As I tried to make sense of the horror happening near my hometown, among my people, I remembered how my high school had the grim reputation for a spate of suicides in the early 1980’s. There were four suicides in 30 months when I was in high school. Three of the victims used guns.
In a New York Times article by Andree Brooks from 1982, the writer tried to explain the string of suicides at my high school with this telling quote:
“But again and again, a sense of fragmentation and alienation are cited as the most likely causes, sometimes leading first to alcoholism or drug abuse and sometimes straight to suicide.”
My town was a socially conservative community that had a rigid social caste system, where many teens felt trapped in the bottom rungs. Many looked to nearby New York City, seeing few relevant options and no future in the small town.

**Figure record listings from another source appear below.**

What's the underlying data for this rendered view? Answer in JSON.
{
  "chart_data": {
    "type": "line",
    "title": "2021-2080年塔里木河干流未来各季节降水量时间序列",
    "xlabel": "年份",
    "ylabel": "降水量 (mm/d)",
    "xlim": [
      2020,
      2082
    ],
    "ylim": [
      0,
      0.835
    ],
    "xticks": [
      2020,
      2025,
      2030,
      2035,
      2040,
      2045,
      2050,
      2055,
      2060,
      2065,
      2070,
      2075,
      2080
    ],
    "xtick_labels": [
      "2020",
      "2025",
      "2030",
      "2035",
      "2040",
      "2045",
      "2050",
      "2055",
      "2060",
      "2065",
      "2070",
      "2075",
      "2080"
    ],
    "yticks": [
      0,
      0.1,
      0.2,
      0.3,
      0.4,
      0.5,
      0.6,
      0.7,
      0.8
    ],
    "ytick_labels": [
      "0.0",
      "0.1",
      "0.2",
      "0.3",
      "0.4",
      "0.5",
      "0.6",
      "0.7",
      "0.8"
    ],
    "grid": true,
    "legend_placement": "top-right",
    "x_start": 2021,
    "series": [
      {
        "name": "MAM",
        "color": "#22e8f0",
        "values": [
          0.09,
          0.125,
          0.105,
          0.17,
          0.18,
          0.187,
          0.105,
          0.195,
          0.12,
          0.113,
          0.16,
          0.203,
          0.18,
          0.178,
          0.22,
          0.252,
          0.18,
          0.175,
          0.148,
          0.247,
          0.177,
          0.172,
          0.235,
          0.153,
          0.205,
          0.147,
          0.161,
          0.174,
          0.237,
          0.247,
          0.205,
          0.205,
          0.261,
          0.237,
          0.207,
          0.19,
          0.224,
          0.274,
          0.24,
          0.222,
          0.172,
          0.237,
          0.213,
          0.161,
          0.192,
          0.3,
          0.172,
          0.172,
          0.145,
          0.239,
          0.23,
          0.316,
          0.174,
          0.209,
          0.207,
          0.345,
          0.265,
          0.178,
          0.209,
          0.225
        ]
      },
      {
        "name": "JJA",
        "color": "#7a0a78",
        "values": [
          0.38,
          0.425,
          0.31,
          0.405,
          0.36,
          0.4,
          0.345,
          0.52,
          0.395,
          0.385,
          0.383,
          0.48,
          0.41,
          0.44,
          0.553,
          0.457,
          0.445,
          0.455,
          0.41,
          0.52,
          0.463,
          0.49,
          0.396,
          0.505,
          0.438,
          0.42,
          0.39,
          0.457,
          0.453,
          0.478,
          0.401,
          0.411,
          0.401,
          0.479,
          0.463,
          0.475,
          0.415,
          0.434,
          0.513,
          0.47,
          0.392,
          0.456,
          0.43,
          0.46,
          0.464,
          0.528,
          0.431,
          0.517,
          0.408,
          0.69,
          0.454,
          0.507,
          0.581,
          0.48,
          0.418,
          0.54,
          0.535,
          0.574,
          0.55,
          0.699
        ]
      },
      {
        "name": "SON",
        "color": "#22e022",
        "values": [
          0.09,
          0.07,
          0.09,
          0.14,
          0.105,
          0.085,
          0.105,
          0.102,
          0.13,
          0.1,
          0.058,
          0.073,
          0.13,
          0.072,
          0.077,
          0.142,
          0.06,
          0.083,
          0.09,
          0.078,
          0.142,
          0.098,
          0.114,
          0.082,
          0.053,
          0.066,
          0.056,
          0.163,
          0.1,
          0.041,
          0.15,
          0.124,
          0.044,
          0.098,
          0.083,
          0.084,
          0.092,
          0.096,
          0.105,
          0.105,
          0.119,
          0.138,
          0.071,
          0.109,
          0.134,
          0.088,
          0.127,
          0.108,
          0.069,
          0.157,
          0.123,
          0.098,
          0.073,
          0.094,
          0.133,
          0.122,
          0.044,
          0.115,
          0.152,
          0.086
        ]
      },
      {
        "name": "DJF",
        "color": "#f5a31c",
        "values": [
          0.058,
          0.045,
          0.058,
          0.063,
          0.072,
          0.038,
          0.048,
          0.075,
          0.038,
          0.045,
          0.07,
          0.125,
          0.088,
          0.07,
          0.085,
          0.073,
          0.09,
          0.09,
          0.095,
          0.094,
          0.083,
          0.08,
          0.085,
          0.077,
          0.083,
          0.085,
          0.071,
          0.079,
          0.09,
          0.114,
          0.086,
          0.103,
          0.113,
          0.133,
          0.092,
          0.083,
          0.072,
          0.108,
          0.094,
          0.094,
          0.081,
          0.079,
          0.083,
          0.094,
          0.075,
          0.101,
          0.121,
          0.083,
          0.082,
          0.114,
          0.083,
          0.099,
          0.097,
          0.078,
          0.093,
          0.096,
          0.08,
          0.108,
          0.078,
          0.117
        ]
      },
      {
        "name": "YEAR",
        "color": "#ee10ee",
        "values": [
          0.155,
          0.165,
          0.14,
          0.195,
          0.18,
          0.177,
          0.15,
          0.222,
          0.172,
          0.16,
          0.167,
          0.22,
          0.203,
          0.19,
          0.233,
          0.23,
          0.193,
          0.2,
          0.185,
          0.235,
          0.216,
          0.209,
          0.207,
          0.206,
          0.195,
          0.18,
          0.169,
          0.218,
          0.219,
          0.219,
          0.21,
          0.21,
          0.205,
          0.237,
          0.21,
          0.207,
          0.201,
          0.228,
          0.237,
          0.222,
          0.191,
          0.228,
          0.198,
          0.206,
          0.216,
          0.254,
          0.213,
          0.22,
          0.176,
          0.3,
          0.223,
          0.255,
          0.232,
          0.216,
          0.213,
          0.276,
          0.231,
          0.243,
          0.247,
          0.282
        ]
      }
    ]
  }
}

In retrospect, I was one of those youths—alienated and stoned. I was fortunate to have a small close-knit group of friends that shared my sense of not belonging. We spent untold hours in those picturesque woods, smoking, drinking, planning our escapes. I got out of town as soon as I graduated high school, moving to the big City—just an hour and half—but a world away.
In the last few days, I’ve talked to many friends who left town as well, looking to see if they shared some of my remembrance of that time in Connecticut. Indeed, they had. One of my friends said that there was a kind of toughness to the teens that came from “backwoods secrets and unrecognized depression and abuse.”
Bethel is not a bad place, although I have felt a sense of having survived being a teenager there. I have family in the area and visit often and several friends who also survived the teenage years have settled in for comfortable lives. Their lives have been turned upside down with everyone knowing someone that knows someone who has a direct connection to the abomination.
Perhaps, in my time, Lanza would have shot just himself, and not committed that unspeakable horror at Sandy Hook Elementary. Death was no stranger to my young adult years, but mass murder was something that happened elsewhere.